What is grief to you?

What is grief to you? Do you think that you know what it feels like for someone else? Do you think it can be defined? I have been doing some reading and learning more about how grief is defined, and interestingly there is not a clear answer. Although it can be defined as someone experiencing loss, it means different things to different people. Many people can ‘get over’ things more quickly than others; this can make the one still stuck feel as if there is something wrong with them.

I have also learnt that you cannot say, ‘OK, I am now grieving’. It’s a process; one step forward, two steps back kind of thing. It’s fuzzy, without borders and cannot be put in a box. So describing how grief feels to someone else, is quite difficult.

I am still grieving what I lost by having a child in the NICU, early, sick etc. I’m still grieving the first two years of his life and counting. The reality of having to mostly focus on medical issues rather than enjoying him and our life together, and it continues with sensory processing disorder and of course reflux and food allergies still there, underlying it all.

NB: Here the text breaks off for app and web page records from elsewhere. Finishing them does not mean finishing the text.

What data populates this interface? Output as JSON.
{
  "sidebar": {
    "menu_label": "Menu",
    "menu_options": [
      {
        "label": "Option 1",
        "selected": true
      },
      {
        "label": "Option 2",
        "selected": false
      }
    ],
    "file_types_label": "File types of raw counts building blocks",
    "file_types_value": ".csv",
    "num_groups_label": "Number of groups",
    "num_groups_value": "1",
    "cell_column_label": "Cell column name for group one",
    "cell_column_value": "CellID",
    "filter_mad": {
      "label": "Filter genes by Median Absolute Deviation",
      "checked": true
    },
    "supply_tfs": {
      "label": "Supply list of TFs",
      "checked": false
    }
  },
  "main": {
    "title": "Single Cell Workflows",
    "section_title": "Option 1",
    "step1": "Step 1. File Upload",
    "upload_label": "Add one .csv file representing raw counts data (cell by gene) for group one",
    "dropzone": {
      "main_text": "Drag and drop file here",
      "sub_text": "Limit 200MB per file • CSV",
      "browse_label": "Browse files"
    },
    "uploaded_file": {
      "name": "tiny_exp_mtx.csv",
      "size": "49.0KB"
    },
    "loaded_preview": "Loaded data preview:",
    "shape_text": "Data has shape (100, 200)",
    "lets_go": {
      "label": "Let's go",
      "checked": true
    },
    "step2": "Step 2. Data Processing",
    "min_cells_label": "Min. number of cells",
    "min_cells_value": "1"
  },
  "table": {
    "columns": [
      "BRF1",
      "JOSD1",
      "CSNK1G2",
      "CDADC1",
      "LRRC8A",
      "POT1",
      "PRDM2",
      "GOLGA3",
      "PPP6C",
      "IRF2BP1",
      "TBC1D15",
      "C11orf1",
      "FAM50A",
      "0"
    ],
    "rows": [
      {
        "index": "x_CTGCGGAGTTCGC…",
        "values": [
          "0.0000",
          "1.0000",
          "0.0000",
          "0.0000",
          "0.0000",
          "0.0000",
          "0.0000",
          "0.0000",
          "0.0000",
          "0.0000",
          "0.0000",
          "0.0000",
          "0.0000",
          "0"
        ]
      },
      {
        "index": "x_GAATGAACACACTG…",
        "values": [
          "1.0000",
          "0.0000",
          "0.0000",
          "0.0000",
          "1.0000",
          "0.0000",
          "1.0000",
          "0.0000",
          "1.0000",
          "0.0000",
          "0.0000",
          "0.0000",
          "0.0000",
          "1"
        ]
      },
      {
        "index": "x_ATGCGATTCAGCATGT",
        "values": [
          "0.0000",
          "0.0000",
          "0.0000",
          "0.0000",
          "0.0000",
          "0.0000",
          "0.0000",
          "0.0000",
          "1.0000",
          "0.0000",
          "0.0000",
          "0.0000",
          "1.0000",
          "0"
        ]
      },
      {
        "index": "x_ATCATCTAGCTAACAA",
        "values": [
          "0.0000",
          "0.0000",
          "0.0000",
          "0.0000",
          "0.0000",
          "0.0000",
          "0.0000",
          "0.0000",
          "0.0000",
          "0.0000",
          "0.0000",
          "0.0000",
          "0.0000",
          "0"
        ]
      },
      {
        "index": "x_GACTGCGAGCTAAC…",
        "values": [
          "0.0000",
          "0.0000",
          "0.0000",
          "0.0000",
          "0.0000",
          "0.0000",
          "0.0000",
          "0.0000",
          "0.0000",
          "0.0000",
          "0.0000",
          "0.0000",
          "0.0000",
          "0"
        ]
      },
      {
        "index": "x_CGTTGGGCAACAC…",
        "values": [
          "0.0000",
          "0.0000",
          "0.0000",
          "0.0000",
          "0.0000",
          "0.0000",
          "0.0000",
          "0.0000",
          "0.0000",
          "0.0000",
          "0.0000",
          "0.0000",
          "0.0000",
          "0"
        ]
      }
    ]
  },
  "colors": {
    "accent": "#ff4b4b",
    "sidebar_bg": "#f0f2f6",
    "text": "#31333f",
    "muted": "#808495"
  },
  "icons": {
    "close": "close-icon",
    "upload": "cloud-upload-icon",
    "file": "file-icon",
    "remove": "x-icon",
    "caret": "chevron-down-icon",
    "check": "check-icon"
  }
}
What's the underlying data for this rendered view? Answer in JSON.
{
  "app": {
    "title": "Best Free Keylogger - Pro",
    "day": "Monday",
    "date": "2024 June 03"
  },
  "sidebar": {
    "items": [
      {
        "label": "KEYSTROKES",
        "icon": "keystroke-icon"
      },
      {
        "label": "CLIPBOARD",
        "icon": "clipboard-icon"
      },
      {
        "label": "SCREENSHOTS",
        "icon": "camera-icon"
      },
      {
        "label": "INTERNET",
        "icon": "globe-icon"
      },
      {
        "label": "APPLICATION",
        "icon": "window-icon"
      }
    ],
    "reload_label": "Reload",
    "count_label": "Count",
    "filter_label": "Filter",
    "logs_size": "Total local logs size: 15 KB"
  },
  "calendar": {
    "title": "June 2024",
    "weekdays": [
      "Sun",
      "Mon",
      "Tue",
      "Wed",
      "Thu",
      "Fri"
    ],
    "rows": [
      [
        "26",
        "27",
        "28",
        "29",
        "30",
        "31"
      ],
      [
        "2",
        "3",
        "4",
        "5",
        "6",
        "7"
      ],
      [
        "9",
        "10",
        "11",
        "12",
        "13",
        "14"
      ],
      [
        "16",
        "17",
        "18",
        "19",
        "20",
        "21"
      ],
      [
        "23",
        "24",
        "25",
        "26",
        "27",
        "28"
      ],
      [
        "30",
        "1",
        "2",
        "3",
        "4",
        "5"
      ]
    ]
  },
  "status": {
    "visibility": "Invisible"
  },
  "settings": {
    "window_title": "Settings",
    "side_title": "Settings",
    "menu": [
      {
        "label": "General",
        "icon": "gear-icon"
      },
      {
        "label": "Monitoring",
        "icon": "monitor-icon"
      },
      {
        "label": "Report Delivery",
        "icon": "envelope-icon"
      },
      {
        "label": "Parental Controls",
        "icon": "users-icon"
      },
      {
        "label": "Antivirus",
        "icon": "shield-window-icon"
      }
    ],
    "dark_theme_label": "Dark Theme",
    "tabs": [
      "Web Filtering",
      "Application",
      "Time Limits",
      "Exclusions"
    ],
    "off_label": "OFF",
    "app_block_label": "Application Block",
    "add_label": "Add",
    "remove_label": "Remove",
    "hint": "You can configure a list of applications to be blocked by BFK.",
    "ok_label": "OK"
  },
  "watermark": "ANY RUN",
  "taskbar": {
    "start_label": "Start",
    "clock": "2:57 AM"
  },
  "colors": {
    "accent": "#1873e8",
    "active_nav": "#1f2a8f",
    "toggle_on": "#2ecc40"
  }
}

I grieve every time I have to say no to someone or something or cancel an appointment or engagement because it’s too hard to manage. I’m not cancelling because I’m depressed, I’m actually just not able to take Ripley to two birthday parties in one day or medical appointments and then somewhere else. He will have a meltdown. I have grief from this too because it’s not typical. Other people think it’s just a standard toddler tantrum I’m describing until they see a meltdown first hand.

I could post endless examples of the things I have grieved or am grieving, but all it would illustrate is how crappy things can be. On the other hand, last night I was able to get Ripley back to sleep by rubbing his back and he was pretending to snore which was funny but made me think that he was trying hard to go to sleep. He knows how I’m feeling, he is empathetic. This fills my heart with love and gives me some strength to keep going.

And love and strength are needed in order to process grief. One of the issues I’ve had is not being able to deal with the grief, my subconscious keeping it at arm’s length protectively. I can feel the bubbles of emotion, the tears prick my eyes when something bad happens now, whereas just a few months ago, I was a pillar of steel. People remarked how strong I was, but I knew that in fact, I was not strong, I was just coping. It might be splitting hairs, but to me, it matters. Being strong is being able to work with your emotions, to face them and to embrace them. It’s being able to feel your feelings, not ignore them, not to push them down.

But this is all grief. It is not just crying, not just shock, it is everything in between. It is a split second when something reminds you of the pain, it is the longing to change what has happened. Grief is powerful, taming it is hard.

Note: I feel grief is widely misunderstood in society. I have had people say to me ‘you have not lost anything, Ripley is alive’. I get why someone may think that but loss is not defined in black and white, it is much more complex. If you know someone grieving, please listen to them, be there for them. Don’t try to solve anything, don’t tell them ‘I don’t know how you do it’. Just say, ‘you are wonderful and I am here for you’, and let them talk if they want, or just share some time together.